A newly revealed bug in iOS lets attackers force iPhones and iPads into restart loops, repeatedly crashing and rebooting, using nothing but aWi-Fi network.
Once the user has entered what its discoverer, security researchers Skycure, dubs the “no iOS Zone”, there’s no way to fix their phone other than escaping the range of the malicious network; every time it reboots, it crashes almost immediately.
The basis of the attack uses a “specially crafted SSL certificate”, typically used to ensure a secure connection, to trigger a bug in the operating system that crashes out any app using SSL.
“With our finding, we rushed to create a script that exploits the bug over a network interface,” the researchers wrote. “As SSL is a security best practice and is utilized in almost all apps in the Apple app store, the attack surface is very wide. We knew that any delay in patching the vulnerability could lead to a serious business impact: an organized denial of service (DoS) attack can lead to big losses.”

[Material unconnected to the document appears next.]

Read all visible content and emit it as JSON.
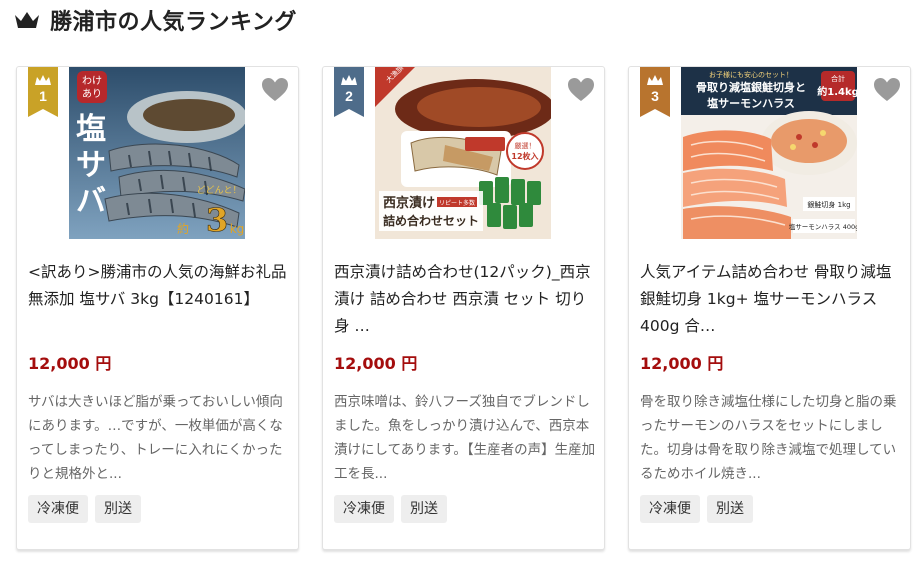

But in addition to crashing individual apps, the bug can be used to crash the underlying operating system as well. “With heavy use of devices exposed to the vulnerability, the operating system crashes as well. Even worse, under certain conditions, we managed to get devices into a repeatable reboot cycle, rendering them useless.
“Even if victims understand that the attack comes from a Wi-Fi network, they can’t disable the Wi-Fi interface in the repeated restart state as shown in the video.”
When combined with an earlier vulnerability, named “Wi-Figate”, which lets attackers force a device to automatically connect to a given WiFi network, Skycure warns that an attack could be crafted which would deny service to any iOS attack in a given area. “Victims in range cannot do anything about it. Think about the impact of launching such an attack on Wall Street, or maybe at the world’s busiest airports, or at large utility plants. The results would be catastrophic.”
The researchers say they have warned Apple of the error, and are refraining from releasing technical details about it until after the company has issued a fix. Apple did not respond to a comment request ahead of publication.